Why You Should Be Unrelentingly Hostile to AI13:30 PM, May 28 2025
This post is about the biggest threat to the jobs of college professors in America today. No, not that guy. Not the guy with the chain saw either. I’m writing about that other subject that you’re sick of reading about because it just makes you depressed.
I first wrote about AI for this blog last September rather reluctantly because I wasn’t really sure I had anything to add to the discussion. I got over that hesitation because nobody had really described to me exactly what AI was and why everyone had started talking about it at that moment until my old friend Jonathan Poritz visited campus and did both those things. Long story short: It’s not that big a leap between the technology we had before all the hype started and what we have now. Also, the writing it produces is really bad.
That proved to be a pretty good resting place for my mind on this topic. Whenever someone has asked me about AI since (which admittedly doesn’t happen a lot but has actually happened), I explained that it’s not that big a leap between the technology we had before all the hype started and that the writing it produces is really bad. When I somehow managed to run an entire fifty-minute discussion on this subject in my Introduction to History for Majors class this last spring, I deliberately saved the ethics of the subject for the last five minutes because I thought attacking AI in practical terms first would be much more effective.
Sadly, this argument hasn’t been quite as effective as I had originally hoped. When I do make this argument, some people say stuff to me along the lines of, “Since we know that AI is the future, we as professors have to teach our students to use it responsibility.” This then leads me to wonder if my only job in the near future is going to be to teach undergraduates how to come up with better prompts and whether anyone will be willing to pay me for doing that.
Luckily for me, since I still read all the depressing articles about AI that I see, I came across the perfect counter to that position this morning. The author here is Nicholas Carr, the author of The Shallows, among other great books about technology:
Automation is most pernicious . . . when a machine takes command of a job before the person using the machine has gained any direct experience doing the work. Without experience, without practice, talent is stillborn. That was the story of the “deskilling” phenomenon of the early Industrial Revolution. Skilled craftsmen were replaced by unskilled machine operators. The work sped up, but the only skill the machine operators developed was the skill of operating the machine, which in most cases was hardly any skill at all. Take away the machine, and the work stops . . . .

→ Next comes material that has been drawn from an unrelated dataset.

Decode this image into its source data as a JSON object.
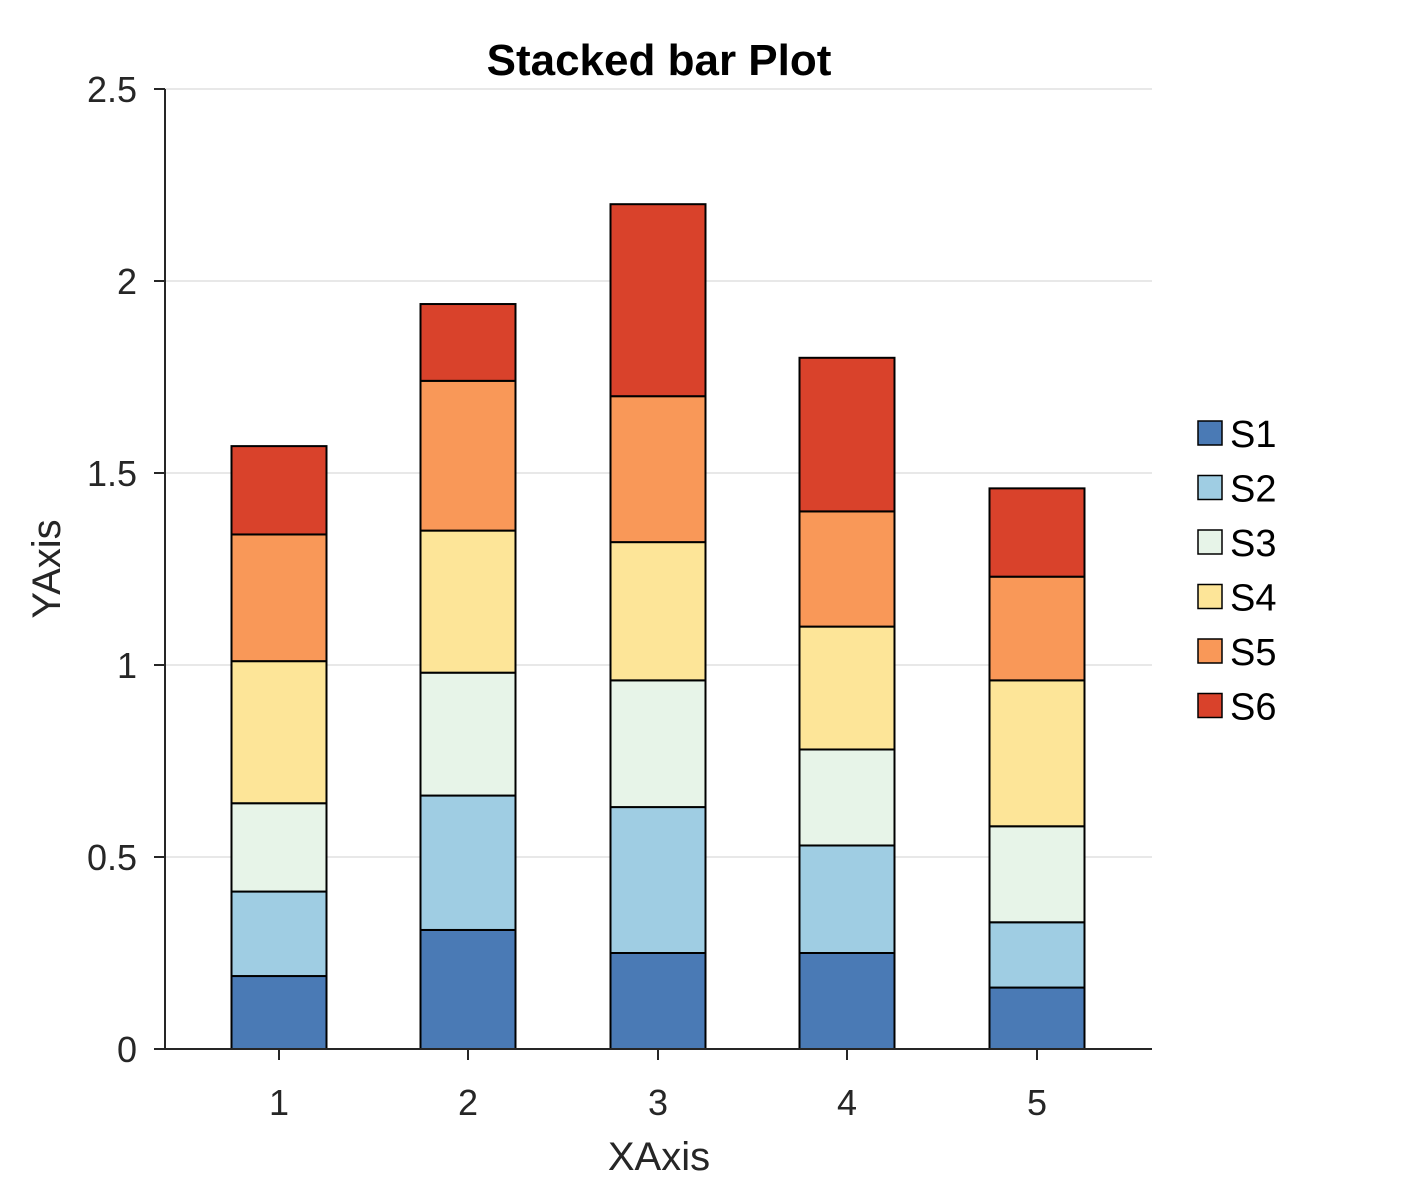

Generative AI enables students to produce the product without doing the work. Rather than reading and making sense of difficult source texts, they can ask a chatbot to gin up simplified summaries. Rather than synthesizing various ideas and perspectives through concerted thinking, they can ask the chatbot for a generic synthesis. And rather than expressing (and refining) their thoughts through the composition of sentences and paragraphs, they can get the bot to spit out a first draft or even a final one. The paper a student hands in no longer provides evidence of the work of learning its creation entailed. It is a substitute for the work.
That’s why I’m unrelentingly hostile to AI, and you should be too. It’s not about saving your job per se, it’s about justifying why your job is important in the first place.